Let all those who do justice and love mercy say amen.

Yes, it was spectacular. I got my money's worth out of this inauguration, even though I had to be in a classroom calling roll for the first day of the spring semester at California State University in Northridge, just north of Los Angeles, at 9:30 this morning.

The campus tech wizards had sent me an email saying that with a few clicks of a remote, I could activate an overhead projector and get a cable broadcast of whichever television channel I wanted.

I arrived an hour early to make sure I pushed the right buttons on the DVD/VHS player, the amplifier, and the projector. It worked! So from 8:45 am on, I sat in the back row watching the inauguration as students filed into the classroom and sat down.

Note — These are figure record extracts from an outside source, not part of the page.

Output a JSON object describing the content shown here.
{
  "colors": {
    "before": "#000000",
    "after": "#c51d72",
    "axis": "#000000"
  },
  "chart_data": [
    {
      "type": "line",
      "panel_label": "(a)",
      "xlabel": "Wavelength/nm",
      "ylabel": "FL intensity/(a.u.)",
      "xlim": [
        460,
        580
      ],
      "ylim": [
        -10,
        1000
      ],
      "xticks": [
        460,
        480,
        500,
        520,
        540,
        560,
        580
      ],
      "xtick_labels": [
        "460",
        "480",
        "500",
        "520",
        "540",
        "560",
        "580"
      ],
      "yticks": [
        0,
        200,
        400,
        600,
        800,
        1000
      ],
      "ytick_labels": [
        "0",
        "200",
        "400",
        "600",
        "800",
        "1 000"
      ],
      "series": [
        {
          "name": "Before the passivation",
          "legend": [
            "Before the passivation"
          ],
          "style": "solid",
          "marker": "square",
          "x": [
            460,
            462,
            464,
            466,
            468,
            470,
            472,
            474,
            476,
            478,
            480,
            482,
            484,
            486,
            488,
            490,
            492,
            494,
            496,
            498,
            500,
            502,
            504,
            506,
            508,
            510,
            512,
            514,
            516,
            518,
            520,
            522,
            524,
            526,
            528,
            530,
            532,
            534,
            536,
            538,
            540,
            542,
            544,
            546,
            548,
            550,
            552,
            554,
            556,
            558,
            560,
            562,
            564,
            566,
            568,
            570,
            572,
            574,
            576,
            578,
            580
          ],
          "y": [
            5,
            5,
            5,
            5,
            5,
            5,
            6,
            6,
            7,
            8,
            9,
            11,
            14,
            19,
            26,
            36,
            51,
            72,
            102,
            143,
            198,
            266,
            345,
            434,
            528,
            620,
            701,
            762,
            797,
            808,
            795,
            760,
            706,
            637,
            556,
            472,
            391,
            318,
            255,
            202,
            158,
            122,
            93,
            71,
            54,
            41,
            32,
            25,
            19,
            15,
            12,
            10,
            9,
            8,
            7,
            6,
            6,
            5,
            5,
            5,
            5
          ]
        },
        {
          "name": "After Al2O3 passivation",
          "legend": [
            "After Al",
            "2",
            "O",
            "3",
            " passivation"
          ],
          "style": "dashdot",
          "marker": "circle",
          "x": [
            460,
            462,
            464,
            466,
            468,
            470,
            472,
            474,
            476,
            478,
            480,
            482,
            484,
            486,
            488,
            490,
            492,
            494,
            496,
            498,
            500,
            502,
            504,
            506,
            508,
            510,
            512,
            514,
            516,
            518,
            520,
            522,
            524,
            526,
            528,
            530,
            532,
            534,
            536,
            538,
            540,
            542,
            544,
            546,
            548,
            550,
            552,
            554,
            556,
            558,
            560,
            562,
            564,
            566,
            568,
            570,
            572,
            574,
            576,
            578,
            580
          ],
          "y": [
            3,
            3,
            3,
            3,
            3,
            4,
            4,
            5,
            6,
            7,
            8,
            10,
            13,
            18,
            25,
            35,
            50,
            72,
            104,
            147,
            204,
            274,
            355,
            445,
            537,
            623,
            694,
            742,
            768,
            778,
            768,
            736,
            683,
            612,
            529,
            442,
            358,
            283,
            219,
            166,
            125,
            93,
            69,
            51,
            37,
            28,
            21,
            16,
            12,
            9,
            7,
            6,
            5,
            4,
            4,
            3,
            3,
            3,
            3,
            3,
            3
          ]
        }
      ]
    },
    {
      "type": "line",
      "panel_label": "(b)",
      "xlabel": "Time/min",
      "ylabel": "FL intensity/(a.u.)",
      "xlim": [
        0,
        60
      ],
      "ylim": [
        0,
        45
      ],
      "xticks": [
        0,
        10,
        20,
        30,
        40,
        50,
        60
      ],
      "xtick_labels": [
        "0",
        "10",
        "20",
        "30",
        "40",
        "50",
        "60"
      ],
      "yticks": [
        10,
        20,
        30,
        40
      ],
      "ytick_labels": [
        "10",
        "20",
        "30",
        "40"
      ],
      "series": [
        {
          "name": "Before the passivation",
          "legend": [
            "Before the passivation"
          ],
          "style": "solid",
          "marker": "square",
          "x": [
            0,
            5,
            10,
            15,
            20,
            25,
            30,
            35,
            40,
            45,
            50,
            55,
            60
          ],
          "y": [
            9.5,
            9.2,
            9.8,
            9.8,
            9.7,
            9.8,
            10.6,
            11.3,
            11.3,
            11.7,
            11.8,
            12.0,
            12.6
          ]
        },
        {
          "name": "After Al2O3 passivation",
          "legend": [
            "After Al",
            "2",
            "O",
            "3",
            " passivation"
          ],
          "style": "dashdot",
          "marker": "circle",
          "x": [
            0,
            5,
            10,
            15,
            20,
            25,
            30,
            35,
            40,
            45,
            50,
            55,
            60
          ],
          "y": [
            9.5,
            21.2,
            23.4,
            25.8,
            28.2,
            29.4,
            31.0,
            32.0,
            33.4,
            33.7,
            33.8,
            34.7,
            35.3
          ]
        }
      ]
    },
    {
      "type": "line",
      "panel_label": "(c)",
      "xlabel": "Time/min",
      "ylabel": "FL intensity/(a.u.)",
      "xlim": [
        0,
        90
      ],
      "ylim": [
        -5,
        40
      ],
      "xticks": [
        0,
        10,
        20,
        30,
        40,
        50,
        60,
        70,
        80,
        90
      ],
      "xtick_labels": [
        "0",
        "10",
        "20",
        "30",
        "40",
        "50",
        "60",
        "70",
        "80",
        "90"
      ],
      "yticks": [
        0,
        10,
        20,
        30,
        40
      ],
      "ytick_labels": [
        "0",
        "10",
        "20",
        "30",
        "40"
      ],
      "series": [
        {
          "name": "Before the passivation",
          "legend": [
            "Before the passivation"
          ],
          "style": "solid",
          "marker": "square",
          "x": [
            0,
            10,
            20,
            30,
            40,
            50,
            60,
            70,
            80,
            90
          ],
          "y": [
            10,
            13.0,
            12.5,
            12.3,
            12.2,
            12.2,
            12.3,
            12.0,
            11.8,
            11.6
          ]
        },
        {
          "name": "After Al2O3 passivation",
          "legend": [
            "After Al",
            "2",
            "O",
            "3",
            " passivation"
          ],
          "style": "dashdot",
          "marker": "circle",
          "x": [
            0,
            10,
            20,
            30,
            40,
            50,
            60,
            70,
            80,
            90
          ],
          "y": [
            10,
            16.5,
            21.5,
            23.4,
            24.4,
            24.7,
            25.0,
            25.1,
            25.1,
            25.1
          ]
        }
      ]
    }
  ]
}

At 9:30, some turned toward me as if to say, "Aren't you going to turn the projector off and call roll?"

"Not until after the prayer!" I said. After all, the class is RS 304 in the Religious Studies department.

The sad undercurrent: from beginning to end, Warren to Lowery, God was Father. Aretha sang about "my father." Lowery spoke of the red man.

The new president and vice president are men, as usual.

Women's turn will come fifty or a hundred years after the racial issues are tackled, as usual.